The DCC was primarily responsible for analysis and development of intelligence collection and counterintelligence systems to create military security networks, clandestine and covert operations, countering hybrid threats, counterterrorism, defense (arms) industry security, executive protection, foreign military threat assessment to national security, forensic science for investigations, information warfare, military counterintelligence, military cybersecurity, psychological warfare, protect classified military information and documents, and support the investigation and interrogation of military crimes.

The unit was reorganized into the Defense Counterintelligence Command on 1 November 2022.

On 31 July 2026, the Defense Counterintelligence Command (DCC) was formally dissolved by the Ministry of National Defense after 49 years of operation, following years of controversy and allegations of misuse, most notably during the December 2024 martial law crisis.

==History==
The Defense Counterintelligence Command was formally activated in October 1977 under the name Military Security Command (MSC; ). This merger of the Army Security Command, the Navy Security Unit, and the Air Force Office of Special Investigations produced a single, integrated unit under the direct command and operational control of the minister of national defense.

Chun Doo-hwan became chief of the Military Security Command in February 1979, eight months before Park Chung Hee was assassinated on October 26, 1979. From his position as commander of the DSC, Chun effectively became chief investigator of the assassination. On December 12, 1979, a group of generals led by Chun arrested martial law commander General Jeong Seung-hwa, the army chief of staff, and seized key sites in the capital.

The DSC's involvement in 1979 was considered and defined as attempt of a coup by state council.

During the Gwangju Uprising, many plainclothed DSC operatives disguised themselves as protesters to conduct clandestine and covert operations, counterintelligence, counterinsurgency, and psychological warfare against civilian militias. Their main objective was arrest and detain militia members illegally and fabricating accusations and rumours about militia to ruin the militia's reputation and make the uprising look like North Korean operatives involved.

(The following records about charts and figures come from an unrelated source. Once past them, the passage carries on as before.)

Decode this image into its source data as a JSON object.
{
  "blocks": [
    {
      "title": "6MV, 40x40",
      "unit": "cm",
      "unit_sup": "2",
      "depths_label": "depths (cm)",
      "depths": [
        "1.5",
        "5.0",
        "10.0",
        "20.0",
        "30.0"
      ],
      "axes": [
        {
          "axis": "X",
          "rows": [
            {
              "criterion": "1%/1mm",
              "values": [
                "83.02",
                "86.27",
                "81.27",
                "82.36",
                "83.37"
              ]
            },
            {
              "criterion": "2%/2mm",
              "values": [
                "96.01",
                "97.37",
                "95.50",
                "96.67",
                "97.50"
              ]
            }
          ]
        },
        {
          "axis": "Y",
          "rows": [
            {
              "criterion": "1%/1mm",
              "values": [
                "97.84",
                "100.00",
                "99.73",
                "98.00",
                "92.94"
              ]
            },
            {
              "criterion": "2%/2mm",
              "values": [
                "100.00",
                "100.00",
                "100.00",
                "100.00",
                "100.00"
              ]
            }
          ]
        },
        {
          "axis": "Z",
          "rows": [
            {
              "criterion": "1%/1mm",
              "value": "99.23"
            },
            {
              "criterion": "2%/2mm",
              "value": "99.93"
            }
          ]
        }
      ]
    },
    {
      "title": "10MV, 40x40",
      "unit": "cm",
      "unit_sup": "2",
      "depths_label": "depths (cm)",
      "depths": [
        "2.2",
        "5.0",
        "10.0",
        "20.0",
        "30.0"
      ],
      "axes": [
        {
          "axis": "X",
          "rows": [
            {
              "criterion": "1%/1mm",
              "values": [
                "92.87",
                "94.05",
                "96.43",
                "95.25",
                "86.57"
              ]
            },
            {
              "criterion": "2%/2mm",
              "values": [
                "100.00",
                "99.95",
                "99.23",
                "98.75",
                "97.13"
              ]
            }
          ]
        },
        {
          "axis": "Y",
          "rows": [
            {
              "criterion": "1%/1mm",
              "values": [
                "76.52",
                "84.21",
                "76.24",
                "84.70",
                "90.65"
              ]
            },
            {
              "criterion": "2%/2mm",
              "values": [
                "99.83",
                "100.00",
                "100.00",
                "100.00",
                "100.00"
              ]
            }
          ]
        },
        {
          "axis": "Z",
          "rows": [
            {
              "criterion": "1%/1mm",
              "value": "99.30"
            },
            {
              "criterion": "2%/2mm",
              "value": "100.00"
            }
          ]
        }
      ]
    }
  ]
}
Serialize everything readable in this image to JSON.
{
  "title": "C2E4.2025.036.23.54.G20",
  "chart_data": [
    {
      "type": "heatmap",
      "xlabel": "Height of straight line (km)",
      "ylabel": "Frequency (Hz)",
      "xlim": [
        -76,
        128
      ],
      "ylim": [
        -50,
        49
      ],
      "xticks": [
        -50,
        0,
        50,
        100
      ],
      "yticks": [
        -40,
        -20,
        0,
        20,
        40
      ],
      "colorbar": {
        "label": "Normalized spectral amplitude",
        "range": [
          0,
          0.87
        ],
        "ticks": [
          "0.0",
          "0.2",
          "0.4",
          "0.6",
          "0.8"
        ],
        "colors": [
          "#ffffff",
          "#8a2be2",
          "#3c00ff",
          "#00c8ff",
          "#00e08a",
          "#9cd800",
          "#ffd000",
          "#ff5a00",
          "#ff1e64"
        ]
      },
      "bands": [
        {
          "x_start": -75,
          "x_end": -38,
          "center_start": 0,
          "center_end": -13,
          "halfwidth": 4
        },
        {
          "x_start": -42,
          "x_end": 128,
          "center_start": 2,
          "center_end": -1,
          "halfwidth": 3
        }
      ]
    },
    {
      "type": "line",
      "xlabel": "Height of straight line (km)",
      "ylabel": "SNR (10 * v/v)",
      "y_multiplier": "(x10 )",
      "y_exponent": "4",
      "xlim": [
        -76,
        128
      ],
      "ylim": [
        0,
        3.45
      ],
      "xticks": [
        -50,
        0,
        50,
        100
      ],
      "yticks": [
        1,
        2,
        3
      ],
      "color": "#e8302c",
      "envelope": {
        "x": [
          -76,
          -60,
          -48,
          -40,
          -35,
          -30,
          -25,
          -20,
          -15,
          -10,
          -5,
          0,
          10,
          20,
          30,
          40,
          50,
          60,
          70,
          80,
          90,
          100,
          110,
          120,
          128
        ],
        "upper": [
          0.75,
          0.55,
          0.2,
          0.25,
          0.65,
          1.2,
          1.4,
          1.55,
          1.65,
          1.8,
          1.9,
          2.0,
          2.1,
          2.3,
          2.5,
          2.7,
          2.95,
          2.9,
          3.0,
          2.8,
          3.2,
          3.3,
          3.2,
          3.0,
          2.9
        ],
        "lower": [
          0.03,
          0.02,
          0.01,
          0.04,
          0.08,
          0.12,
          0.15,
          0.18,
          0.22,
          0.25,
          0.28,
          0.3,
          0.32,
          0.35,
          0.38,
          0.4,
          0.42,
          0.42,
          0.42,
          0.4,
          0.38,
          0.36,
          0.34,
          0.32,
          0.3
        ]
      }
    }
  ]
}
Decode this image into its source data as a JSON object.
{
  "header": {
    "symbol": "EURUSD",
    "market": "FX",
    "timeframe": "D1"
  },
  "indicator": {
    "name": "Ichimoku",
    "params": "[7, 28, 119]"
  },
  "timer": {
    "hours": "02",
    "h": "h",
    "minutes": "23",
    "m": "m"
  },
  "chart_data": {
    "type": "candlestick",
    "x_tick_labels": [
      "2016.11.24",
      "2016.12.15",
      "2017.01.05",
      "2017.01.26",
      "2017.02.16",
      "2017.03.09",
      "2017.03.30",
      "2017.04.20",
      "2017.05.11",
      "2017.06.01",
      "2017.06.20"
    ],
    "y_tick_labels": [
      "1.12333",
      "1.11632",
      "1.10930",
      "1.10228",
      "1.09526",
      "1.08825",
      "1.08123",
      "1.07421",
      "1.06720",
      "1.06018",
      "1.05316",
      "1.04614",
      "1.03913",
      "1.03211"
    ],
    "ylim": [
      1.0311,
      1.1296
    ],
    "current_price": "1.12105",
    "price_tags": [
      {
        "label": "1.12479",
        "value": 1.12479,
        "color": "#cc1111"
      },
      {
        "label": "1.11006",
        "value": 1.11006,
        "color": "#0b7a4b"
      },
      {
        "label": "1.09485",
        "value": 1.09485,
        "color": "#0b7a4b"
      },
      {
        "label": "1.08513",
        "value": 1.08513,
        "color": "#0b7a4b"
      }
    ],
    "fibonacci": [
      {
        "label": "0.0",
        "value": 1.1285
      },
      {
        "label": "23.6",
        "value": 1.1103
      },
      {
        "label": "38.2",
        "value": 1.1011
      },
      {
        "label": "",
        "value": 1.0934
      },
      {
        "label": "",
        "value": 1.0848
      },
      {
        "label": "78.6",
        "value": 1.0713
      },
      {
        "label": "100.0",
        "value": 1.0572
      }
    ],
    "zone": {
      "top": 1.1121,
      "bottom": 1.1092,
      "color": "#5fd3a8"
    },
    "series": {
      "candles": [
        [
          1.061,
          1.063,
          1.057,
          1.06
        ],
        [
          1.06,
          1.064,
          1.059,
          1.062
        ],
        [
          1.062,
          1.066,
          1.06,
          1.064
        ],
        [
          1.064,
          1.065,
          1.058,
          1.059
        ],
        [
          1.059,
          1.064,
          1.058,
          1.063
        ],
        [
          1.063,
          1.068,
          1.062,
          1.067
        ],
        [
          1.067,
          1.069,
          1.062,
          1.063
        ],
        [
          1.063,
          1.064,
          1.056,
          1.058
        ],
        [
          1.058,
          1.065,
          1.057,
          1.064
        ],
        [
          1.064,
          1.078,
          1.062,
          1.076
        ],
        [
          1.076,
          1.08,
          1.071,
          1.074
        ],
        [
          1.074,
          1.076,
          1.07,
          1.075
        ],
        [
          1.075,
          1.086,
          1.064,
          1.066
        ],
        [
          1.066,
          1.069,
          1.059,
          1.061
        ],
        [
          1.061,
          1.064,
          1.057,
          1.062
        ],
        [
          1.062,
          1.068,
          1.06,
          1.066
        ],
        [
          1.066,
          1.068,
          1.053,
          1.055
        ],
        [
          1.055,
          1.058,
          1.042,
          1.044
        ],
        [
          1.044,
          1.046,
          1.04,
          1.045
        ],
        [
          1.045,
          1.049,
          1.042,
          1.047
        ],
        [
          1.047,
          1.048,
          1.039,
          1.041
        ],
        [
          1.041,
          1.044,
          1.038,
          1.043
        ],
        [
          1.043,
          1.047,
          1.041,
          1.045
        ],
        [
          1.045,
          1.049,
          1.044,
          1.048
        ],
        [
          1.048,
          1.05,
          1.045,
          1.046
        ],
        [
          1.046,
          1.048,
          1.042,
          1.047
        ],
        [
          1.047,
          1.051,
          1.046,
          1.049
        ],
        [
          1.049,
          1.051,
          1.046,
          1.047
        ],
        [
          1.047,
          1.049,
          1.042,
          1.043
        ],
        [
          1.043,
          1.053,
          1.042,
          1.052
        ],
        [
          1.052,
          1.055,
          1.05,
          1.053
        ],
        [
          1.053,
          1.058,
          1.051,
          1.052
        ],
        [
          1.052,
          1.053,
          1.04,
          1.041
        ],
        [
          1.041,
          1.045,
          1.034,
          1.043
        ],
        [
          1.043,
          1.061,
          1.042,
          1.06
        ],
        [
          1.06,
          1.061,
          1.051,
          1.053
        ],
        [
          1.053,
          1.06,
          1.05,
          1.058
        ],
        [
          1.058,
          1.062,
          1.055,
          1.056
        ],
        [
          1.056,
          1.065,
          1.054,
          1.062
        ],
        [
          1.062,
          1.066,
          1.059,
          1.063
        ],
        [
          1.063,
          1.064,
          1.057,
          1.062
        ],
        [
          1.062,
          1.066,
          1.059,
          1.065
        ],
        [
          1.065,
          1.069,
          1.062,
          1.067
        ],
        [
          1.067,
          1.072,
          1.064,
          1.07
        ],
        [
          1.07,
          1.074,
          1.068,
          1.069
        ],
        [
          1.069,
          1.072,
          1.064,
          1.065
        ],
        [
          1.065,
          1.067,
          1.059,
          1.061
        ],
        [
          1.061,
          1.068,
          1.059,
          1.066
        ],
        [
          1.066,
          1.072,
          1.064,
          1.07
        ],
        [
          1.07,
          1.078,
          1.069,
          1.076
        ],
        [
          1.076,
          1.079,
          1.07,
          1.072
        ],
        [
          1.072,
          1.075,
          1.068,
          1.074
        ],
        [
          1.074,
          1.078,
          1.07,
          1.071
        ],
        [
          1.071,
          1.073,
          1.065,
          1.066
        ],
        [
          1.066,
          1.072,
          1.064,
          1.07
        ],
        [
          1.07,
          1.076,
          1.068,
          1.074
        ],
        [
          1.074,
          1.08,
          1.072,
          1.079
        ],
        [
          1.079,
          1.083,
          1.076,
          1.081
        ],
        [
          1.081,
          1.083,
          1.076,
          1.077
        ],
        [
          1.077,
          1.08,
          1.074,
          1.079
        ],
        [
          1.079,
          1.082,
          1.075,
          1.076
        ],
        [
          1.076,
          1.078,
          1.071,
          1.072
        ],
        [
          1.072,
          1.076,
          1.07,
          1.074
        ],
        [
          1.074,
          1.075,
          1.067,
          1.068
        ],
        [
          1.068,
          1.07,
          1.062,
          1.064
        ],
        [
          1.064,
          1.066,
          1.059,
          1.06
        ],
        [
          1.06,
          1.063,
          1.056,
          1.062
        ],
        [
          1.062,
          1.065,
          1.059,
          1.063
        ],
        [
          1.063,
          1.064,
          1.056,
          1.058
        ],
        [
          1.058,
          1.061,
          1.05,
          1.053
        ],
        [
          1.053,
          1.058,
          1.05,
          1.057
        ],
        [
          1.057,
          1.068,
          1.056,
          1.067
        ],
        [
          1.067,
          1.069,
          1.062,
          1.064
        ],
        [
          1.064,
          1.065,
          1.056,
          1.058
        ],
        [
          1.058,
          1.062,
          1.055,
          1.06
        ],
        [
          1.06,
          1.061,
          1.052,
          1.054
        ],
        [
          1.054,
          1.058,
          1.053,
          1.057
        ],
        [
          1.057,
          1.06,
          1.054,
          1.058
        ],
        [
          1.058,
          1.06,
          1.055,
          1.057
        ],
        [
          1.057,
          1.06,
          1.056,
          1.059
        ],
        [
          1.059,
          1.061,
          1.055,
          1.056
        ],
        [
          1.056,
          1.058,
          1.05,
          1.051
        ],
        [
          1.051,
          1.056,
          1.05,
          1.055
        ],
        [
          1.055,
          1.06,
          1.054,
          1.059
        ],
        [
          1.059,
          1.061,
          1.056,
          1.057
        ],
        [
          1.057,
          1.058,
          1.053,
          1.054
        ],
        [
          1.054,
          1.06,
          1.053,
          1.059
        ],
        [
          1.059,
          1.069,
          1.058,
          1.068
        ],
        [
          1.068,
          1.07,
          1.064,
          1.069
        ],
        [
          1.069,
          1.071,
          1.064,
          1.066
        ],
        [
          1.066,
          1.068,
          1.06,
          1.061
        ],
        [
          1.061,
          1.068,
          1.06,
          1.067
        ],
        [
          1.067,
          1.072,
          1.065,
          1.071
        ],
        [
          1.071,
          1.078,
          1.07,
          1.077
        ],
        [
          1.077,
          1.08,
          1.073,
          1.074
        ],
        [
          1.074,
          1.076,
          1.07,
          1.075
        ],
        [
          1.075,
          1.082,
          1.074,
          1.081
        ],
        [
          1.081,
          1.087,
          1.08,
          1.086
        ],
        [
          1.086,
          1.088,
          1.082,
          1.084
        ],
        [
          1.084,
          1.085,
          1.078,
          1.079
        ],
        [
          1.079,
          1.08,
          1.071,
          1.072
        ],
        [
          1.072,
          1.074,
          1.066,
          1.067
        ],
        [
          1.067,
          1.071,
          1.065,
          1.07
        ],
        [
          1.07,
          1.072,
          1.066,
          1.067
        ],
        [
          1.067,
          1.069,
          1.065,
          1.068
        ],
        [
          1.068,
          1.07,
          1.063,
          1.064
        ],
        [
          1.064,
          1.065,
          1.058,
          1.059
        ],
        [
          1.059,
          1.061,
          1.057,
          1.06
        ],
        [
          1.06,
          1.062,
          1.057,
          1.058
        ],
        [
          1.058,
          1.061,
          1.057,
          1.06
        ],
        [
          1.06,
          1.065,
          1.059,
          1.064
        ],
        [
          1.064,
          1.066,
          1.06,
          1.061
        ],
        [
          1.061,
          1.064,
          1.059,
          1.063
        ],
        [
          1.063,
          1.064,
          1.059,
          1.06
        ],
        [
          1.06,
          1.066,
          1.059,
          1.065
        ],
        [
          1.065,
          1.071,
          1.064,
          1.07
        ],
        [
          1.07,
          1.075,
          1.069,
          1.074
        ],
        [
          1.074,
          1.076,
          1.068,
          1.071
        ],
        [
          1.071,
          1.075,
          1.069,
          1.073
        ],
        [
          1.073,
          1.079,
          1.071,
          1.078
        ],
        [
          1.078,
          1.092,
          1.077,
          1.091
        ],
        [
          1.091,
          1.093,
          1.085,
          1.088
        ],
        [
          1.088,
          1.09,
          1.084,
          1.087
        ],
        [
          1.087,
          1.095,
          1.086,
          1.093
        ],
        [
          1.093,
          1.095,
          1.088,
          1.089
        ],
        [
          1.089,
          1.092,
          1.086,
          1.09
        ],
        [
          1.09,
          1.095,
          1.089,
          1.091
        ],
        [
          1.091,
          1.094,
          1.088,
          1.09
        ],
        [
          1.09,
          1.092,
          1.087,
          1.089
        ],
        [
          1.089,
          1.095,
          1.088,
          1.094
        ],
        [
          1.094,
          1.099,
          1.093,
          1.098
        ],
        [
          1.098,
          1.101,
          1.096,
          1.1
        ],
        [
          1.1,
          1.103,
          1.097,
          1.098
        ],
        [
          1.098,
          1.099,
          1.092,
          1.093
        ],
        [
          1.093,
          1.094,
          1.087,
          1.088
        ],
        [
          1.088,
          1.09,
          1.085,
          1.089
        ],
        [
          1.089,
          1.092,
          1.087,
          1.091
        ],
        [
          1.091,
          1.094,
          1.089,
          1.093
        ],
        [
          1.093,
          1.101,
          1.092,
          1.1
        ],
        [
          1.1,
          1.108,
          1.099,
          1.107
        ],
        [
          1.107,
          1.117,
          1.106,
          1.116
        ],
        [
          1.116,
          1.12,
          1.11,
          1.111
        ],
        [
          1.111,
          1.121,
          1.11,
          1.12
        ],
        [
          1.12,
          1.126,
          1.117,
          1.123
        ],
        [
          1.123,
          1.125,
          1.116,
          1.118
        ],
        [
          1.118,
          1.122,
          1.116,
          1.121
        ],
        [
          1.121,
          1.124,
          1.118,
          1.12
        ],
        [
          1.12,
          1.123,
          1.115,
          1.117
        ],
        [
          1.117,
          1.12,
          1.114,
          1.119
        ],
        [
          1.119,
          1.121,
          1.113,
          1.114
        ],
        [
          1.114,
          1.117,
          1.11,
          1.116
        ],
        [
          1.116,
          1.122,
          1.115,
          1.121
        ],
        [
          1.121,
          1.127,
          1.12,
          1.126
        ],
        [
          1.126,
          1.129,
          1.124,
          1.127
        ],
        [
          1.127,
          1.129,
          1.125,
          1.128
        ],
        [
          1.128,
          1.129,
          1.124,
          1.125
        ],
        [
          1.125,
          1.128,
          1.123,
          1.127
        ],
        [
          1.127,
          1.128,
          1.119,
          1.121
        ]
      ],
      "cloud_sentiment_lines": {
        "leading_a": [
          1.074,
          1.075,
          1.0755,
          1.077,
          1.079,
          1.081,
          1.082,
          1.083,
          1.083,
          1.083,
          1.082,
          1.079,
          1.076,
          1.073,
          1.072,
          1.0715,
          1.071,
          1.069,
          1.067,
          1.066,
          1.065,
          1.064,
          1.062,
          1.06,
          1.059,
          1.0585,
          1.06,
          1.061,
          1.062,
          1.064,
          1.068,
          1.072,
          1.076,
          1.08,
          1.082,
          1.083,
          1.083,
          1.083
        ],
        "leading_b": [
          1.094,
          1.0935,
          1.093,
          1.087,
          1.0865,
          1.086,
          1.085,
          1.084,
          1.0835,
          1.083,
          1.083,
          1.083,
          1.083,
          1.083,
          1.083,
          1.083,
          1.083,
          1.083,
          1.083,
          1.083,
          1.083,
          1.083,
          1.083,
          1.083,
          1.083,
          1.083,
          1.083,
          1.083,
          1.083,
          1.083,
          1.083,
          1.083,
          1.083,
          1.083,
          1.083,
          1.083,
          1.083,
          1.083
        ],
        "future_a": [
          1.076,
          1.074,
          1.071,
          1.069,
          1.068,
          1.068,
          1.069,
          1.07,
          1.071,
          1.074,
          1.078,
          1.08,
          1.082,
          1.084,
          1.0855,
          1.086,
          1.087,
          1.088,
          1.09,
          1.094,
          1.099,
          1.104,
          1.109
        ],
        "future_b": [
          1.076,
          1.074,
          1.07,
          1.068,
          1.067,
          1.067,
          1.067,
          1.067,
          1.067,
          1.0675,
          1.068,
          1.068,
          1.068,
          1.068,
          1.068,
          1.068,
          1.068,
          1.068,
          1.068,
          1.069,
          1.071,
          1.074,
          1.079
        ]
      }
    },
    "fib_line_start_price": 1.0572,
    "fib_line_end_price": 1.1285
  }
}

On November 11, 2011, the Seoul National Labor Relations Commission exposed a DSC member who had been illegally collecting the information of civilians registered in the National Health Insurance Corporation for three and a half years.

Before the impeachment of Park Geun-hye in March 2017, the DSC was planning a self-coup and a declaration of martial law in case the impeachment of Park Geun-hye failed and anticipation of prolonged protests in response. The DSC's self-coup plan document was revealed to the public in 2018.